От сломанного, выступающего концом наружу ребра сочилась темная кровь. Вся рубашка была в-пятнах. Несмотря на все, Коломб чувствовал своеобразное любопытство к своему положению. Вид мокрого темного передка рубашки страшно взволновал его, но не испугал. Волнение поддерживало его силы. Интеллект покуда молчал; организм, осваиваясь с необычайным состоянием, противился действию разрушения; сердце жестоко билось, во рту было сухо и жарко.
— Однако, — сказал Коломб, — лучше бы нам сесть в повозку и ехать. — Он упирался руками в землю, желая подняться, и застонал. — Нет, не выйдет ничего. Но вы поезжайте.
— Глупо, — сказал Брауль, развертывая бинты. — Расставьте руки. — Он стал перевязывать раненого, говоря: — Все это моя затея. Что я скажу обществу и редакции? Вам очень больно?
— Боль глухая, когда я не шевелюсь.
— Поступим так, — сказал солдат. — Мы, — я и дядя Гильом, — мигом устроим носилки, дерева здесь много, — понесем вас потихонечку, господин Коломб. А вы, значит, потерпите пока. Гильом, есть веревка?
— Есть. Хватило бы повесить кой-кого из этих стрелков.
Гильом стал шарить в повозке, а кавалерист, захватив фонарь, отправился за жердями. Скоро послышался чавкающий стук его палаша. Брауль сделал Коломбу тугую, крестообразную повязку, заставил раненого лечь на разостланный плащ и сел рядом, вздыхая в ожидании носилок.

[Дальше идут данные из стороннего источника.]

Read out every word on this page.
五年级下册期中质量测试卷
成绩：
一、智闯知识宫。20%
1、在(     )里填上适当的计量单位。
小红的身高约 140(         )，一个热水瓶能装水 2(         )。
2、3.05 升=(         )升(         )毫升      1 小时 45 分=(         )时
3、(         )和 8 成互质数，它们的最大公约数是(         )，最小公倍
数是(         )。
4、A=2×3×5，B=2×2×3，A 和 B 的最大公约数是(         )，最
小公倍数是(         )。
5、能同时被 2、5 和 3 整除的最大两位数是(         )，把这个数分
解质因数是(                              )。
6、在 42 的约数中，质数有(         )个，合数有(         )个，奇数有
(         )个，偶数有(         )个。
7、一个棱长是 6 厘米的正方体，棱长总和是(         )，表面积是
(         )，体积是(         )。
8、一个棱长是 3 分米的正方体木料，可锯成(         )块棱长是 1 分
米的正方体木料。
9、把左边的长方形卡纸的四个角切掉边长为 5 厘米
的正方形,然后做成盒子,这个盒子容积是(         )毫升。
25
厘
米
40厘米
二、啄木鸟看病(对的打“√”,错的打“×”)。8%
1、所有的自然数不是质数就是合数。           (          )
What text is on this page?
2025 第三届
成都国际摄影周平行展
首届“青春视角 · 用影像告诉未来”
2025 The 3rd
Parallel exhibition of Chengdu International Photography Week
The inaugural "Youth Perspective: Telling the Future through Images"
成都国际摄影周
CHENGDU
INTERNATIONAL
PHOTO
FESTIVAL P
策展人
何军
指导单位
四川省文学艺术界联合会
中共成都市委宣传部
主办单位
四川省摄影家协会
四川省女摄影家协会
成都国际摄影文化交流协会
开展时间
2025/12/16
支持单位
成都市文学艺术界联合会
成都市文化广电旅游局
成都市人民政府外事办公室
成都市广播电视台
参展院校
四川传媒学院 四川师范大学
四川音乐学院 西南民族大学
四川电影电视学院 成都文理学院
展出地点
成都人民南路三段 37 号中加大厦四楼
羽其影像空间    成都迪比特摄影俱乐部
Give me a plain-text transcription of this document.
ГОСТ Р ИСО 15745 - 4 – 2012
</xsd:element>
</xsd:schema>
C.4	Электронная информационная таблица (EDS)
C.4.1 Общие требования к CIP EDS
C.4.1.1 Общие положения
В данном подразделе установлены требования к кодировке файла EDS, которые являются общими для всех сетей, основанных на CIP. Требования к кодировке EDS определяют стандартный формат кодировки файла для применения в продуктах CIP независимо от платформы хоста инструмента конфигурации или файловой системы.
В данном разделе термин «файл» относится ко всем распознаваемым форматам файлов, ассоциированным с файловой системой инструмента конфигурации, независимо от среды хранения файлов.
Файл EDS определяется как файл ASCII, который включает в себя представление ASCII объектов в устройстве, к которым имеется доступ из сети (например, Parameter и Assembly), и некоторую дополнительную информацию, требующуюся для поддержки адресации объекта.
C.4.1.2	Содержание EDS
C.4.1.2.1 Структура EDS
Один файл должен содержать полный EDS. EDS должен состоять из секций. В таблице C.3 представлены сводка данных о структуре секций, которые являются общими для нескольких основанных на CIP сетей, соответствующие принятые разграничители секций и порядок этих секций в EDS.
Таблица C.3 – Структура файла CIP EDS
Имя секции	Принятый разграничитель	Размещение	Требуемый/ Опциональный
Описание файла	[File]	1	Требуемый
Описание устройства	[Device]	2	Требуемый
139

Не желая усиливать тягостное настроение спутников разговором о своем положении, Коломб молчал. Он знал уже, что рана сквозная, и, хотя это обстоятельство говорило в его пользу, — ждал смерти. Он не боялся ее, но ему было жалко и страшно покидать жизнь такой, какой она была. Потрясение, нервность, торжественная тьма леса, внезапный переход тела от здоровья к страданию — придали его оценке собственной жизни ту непогрешимую суровую ясность, какая свойственна сильным характерам в трагические моменты. Несовершенства своей жизни он видел очень отчетливо. В сущности, он даже и не жил по-настоящему. Его воля, хотя и бессознательно, была всецело направлена к охранению своей индивидуальности. Он отвергал все, что не отвечало его наклонностям; в живом мире любви, страданий и преступлений, ошибок и воскресений он создал свой особый мир, враждебный другим людям, хотя этот его мир был тем же самым миром, что и у других, только пропущенным сквозь призму случайностей настроения, возведенных в закон. Его ошибки в сфере личных привязанностей граничили с преступлениями, ибо здесь, по присущей ему невнимательности, допускалось попирание чужой души, со всеми его тягостными последствиями, в виде обид, грусти и оскорбленности. В любви он напоминал человека, впотьмах шагающего по цветочным клумбам, но не считающего себя виновным, хотя мог бы осветить то, что требовало самого нежного и священного внимания. Это был магический круг, осиное гнездо души, полагающей истинную гордость в черствой замкнутости, а пороки — неизбежной тенью оригинального духа, хотя это были самые обыкновенные, мелкие пороки, общие почти всем, но извиняемые якобы двойственностью натуры. Его романы тщательно проводили идеи, в которые он не верил, но излагал их потому, что они были парадоксальны, как и все его существо, склонное к выгодным для себя преувеличениям.